I personally think...........AND THIS IS MY OWN PERSONAL OPINION!! but I think that they know they screwed up here....................they know that there were no rules written about sleep overs, they know that they did not stand up for my son, but stood up for the big here..............the old case worker did it all the time, she is the one who talked me out of ending the match, she is the one that never really thought much was wrong..............I mean at first she did, but I noticed a change in her when he started working in some special volunteer program. Another thing that upset me was when i emailed him and told him that he does not need to be calling my son every night and sometimes two to three times a night................he responds with how he wants to call him several times in a row if he has too and so on and so on, but also the new case worker calls me to tell me that he called her, came up there and complained to them about me telling him to stop calling my son everyday!!! She said she told them that I am Ajs mother and I set the rules.....and he has to abide by them, and she said she was at a loss for words about how upset he got about her saying that!!! Can you beleive the nerve of him? To actually think he would think that they could tell him it was alright to call whenever he wanted and I was to just accept that!!???? I mean come on!!! That poor girl though, i feel for her, but even then she should have questioned why he thought he had a right to do that.

I still feel strongly that they went after me unfairly and saw me as the bad guy, I mean this should have been very easy, he continued to disrespect me, by arguing every point with me, If I told him AJ could not go on a longer outing, or go on more than one outing in a week, he got upset and argued with me, If I told him that Aj could not talk to him anytime he wanted, he got upset and flat out told me that I BETTER let Aj call him whenever he wanted..................
I think BBBS just does not want to admit they made mistakes with this match, that maybe their judgement was clouded by the fact that the case worker knew him............................I admit I should have ended this match when I wanted to..............but she kept talking me out of it, why? I don't know, but I sure hope she and her supervisor feel better about themselves by making me feel really bad.............for making me feel like the bad guy in this situation.

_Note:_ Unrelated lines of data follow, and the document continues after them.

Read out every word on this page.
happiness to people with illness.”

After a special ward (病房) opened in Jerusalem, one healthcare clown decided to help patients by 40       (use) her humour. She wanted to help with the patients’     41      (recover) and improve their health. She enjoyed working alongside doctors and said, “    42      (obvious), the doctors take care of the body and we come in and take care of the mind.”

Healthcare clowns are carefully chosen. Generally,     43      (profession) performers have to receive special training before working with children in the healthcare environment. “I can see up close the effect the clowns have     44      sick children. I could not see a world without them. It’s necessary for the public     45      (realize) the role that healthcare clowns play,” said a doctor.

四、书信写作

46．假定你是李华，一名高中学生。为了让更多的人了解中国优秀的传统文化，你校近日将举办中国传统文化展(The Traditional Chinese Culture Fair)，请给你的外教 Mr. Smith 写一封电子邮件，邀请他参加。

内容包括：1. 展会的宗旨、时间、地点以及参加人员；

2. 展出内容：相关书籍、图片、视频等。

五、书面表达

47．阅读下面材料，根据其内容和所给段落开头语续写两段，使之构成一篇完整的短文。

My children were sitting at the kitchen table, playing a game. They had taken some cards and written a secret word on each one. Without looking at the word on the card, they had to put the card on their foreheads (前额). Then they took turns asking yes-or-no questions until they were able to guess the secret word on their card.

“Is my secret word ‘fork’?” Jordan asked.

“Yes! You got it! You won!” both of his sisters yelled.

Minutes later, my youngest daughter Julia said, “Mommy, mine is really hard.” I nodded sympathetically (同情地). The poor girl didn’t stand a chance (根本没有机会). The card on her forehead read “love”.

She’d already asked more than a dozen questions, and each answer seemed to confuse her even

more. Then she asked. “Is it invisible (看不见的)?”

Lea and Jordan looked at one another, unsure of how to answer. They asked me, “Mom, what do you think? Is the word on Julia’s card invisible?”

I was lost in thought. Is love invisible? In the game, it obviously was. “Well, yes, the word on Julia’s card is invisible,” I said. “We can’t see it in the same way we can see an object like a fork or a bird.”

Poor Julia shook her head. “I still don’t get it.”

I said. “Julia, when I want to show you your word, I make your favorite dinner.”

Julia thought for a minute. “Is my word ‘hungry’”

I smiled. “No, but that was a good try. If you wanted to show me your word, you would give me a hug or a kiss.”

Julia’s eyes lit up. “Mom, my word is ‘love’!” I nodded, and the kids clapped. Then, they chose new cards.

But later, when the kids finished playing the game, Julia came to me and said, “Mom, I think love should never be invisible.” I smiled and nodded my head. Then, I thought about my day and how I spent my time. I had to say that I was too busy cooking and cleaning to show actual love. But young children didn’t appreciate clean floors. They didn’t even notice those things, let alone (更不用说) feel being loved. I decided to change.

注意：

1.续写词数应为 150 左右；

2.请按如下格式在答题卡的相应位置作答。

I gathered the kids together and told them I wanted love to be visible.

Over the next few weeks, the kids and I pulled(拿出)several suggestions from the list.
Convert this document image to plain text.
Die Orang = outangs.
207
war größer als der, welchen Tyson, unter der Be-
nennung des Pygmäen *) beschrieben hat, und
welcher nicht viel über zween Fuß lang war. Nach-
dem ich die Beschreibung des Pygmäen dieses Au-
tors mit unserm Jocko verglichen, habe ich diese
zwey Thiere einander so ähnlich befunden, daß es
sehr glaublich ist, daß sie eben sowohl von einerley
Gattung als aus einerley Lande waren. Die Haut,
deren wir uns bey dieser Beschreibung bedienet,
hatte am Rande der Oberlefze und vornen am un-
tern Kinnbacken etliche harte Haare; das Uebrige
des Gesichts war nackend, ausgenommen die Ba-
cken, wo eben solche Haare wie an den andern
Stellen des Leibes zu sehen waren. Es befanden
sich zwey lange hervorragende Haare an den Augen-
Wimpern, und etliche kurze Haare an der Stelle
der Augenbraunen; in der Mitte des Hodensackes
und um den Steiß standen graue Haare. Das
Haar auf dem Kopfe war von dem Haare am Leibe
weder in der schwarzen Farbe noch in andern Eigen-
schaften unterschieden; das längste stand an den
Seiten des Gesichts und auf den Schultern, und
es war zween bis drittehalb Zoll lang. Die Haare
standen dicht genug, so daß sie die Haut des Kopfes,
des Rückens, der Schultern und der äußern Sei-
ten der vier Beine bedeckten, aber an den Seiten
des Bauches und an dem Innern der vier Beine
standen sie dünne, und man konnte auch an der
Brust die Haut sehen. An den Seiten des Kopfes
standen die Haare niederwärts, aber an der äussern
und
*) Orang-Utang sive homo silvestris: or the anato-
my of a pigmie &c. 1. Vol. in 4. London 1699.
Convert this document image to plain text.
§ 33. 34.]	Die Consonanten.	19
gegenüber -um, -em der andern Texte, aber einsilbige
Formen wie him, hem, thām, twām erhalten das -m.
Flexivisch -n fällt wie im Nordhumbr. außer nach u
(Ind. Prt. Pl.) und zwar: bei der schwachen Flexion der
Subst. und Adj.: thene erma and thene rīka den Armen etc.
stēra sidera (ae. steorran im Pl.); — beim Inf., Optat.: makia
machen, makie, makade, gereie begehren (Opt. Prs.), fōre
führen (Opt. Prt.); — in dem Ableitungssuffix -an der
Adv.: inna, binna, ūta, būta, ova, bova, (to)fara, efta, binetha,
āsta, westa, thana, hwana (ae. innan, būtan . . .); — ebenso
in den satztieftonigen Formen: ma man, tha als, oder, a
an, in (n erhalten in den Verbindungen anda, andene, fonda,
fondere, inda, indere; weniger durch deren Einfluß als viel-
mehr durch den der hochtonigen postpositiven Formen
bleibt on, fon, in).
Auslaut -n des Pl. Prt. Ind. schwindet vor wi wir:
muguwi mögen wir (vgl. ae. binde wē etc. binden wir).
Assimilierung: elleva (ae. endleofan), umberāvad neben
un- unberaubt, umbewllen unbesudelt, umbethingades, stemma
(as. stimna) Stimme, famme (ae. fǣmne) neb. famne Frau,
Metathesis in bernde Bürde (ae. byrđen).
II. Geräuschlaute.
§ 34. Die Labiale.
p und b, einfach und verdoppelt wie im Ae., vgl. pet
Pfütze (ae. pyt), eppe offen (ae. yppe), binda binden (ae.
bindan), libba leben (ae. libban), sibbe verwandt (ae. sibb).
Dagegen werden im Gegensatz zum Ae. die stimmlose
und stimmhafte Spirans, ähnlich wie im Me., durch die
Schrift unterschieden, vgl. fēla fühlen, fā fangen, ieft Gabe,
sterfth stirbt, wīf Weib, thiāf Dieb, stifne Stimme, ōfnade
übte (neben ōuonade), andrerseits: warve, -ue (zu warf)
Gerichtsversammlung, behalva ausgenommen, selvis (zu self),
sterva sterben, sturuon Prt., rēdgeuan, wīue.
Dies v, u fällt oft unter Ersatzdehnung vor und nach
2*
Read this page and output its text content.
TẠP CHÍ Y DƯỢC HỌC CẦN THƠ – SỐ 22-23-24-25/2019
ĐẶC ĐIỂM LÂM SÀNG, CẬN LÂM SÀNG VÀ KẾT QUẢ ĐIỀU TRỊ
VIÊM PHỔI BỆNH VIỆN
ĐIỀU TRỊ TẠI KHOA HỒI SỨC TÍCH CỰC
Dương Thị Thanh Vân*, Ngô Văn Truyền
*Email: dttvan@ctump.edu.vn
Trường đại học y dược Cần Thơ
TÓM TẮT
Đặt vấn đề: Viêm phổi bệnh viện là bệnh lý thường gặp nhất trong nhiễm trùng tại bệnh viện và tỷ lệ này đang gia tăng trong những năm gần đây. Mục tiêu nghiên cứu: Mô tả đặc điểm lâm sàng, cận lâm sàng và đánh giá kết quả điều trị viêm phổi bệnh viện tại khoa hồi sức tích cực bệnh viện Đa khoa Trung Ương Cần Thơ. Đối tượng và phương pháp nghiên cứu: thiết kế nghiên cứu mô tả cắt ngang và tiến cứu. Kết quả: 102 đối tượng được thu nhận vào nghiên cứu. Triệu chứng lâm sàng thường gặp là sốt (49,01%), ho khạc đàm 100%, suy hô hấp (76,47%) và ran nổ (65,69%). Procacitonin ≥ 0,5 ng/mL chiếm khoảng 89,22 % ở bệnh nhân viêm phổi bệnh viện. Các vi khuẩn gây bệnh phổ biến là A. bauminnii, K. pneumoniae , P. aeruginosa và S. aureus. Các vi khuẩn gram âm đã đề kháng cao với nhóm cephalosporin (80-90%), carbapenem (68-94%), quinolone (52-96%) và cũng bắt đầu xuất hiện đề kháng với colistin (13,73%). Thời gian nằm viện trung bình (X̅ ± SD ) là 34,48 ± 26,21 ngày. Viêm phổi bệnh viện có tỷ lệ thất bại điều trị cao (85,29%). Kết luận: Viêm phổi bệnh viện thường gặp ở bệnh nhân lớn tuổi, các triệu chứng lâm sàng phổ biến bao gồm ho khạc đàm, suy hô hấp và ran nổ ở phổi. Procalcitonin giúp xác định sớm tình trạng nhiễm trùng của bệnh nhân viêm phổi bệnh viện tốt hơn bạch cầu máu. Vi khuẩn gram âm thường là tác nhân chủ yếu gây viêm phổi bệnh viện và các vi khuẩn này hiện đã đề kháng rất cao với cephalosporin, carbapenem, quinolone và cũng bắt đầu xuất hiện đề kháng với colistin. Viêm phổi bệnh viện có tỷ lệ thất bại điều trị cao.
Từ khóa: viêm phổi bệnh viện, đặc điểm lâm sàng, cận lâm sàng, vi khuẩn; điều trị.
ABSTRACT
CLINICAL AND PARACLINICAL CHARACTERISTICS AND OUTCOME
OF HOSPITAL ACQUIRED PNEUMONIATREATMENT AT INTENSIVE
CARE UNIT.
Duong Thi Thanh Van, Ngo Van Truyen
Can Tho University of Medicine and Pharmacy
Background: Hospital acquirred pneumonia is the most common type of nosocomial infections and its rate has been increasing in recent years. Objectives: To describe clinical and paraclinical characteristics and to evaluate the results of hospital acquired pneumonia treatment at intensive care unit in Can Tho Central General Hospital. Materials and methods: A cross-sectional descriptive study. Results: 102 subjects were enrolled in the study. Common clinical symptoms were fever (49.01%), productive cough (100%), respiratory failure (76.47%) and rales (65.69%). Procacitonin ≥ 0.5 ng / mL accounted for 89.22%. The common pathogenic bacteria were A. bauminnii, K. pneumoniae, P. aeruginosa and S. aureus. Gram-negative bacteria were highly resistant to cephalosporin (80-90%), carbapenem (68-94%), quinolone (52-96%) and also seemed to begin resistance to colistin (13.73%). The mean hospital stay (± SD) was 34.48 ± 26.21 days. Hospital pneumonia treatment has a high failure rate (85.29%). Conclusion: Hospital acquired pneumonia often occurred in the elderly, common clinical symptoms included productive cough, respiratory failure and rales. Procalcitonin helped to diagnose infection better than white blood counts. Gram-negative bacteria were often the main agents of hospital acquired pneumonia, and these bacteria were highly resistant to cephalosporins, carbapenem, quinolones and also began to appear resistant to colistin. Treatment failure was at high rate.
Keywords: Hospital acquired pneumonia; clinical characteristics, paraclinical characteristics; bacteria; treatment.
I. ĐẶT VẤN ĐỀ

I really wanted to see Aj get matched again, I was hoping my younger son could have been on the list when he was old enough, but I don't trust this program any longer, atleast the office here. They failed my son, they failed me, and maybe they even failed the big here by not seeing or choosing to see the signs that he was just not emotionally ready to be matched. That by him getting so involved and disrespecting me in so many ways, for not seeing him try to do everything in his power to have more time than necessary with my son...............

By going after me in this situation and by making me feel the way they did they failed miserably...............I feel for my son, but I am happy that he is standing up for me the way I stood up for him, by saying to me that if they could make his mommy cry then he didnt' want to be matched.....................I was so proud of him and myself for standing up for us!!!!! Because BBBS didn't!! and they will have to accept that fact on their own.




1 comment:

Wanda Kay said...

You did the right thing by your son, of course knowing you for several years, I know you always put the boys first. I'd like to tell those people to stick it where the sun don't shine.

If I were you I sure as heck wouldn't have deleted or changed the entry. I personally thought the guy was a little too close to AJ.

Those people in that chapter of BBBS are not doing their jobs, the parents should have the final say in the activities and times.